At the rally in Toronto, one of the organizers yelled,
“Glory to our united armed resistance! Armed resistance from the river to the sea, including the resistance from the surrounding regions and its allies. Glory to the resistance. The Palestinian resistance is our glory. The Palestinian resistance is a legitimate representative, and only representative of Palestine and Palestinians.”
From the crowd, the chant of “Long Live the Intifada” could be heard, with the verse, “Resistance is justified when people are occupied, There is only one solution. Intifada, revolution Intifada, Intifada, long live the Intifada.”
Yep, they want Israel destroyed and dead Jews floating in the Mediterranean. But a prosperous Palestine need not be mutually exclusive from a not-destroyed Israel. It is far more likely that a Palestinian State would prosper with a vibrant Israel next door, at peace. But the foundation is laid: the world can only support the Palestinians at the expense of the Israelis. Otherwise, there is no point in helping them.
In fact, Nakba Day is the perfect example of my point above. On Nakba Day, anti-Israel activists roll out the fact that there remain Palestinian refugees, and all the same grievances from time immemorial. They can only try to make their case about Israel being evil if they have impoverished Palestinians on the ground. However, there is no reason why May 15 could not have been celebrated as a Palestinian independence day, a day when the Palestinians embraced what was offered to them by the UN 75 years ago. They just can’t do it though, as their narrative now must rely on Jewish evils to be sustained around the world.

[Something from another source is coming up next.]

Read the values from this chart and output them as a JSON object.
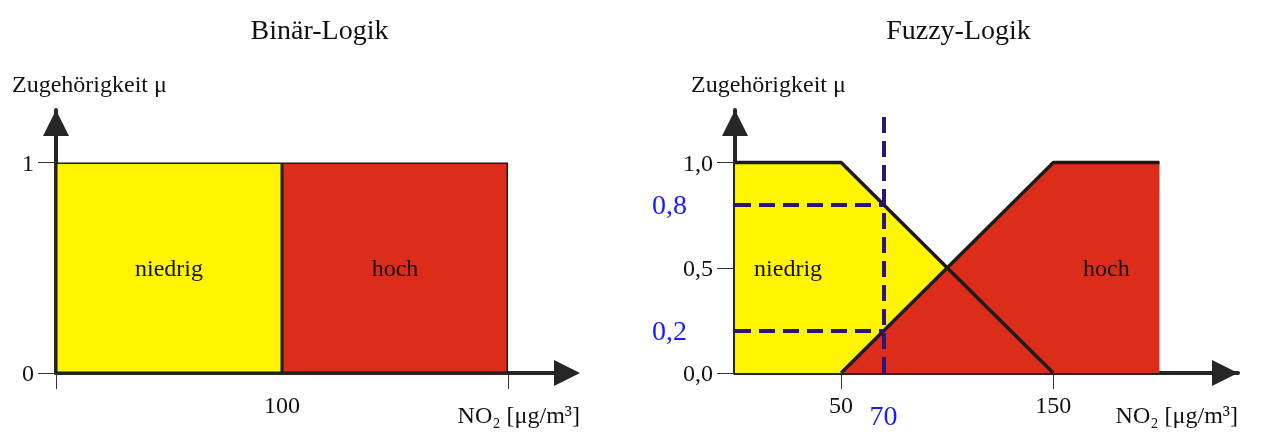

Of course there are some organizations on the ground working hard to improve the lives of the Palestinians. But those organizations will not receive the spotlight they deserve unless they too drink from the anti-Israel chalice, at which point, they will no longer deserve any recognition at all.
Everyone deserves better
Palestinians, like Abdullah Abu Jaba, deserve better. In life, they deserve to be treated better by their leaders, not simply as pawns in a geopolitical game of chess. They ought not be kept in refugee camps for 75 years so that their leaders can pronounce “Look! We are still dispossessed!” They deserve to be accepted in the neighbouring Arab countries, not treated like a foreigner who will one day be returned to their long-gone grandfather’s home in Jaffa or Haifa. They won’t. Israel isn’t going anywhere. They deserve to have their best interests considered in their own right, and not just as part of a formula for how to hurt Israel. In death, innocent Palestinians deserve to be mourned, whether tragically killed by the Israelis or Palestinians.
Palestinian lives will only improve when anti-Israel activists actually become pro-Palestinian advocates, and shift their sights from Israel’s destruction towards Palestine’s construction. These goals are not mutually exclusive, and a peaceful coexistence, whatever it looks like, is good for everyone.
Willfully ignorant are those who think otherwise.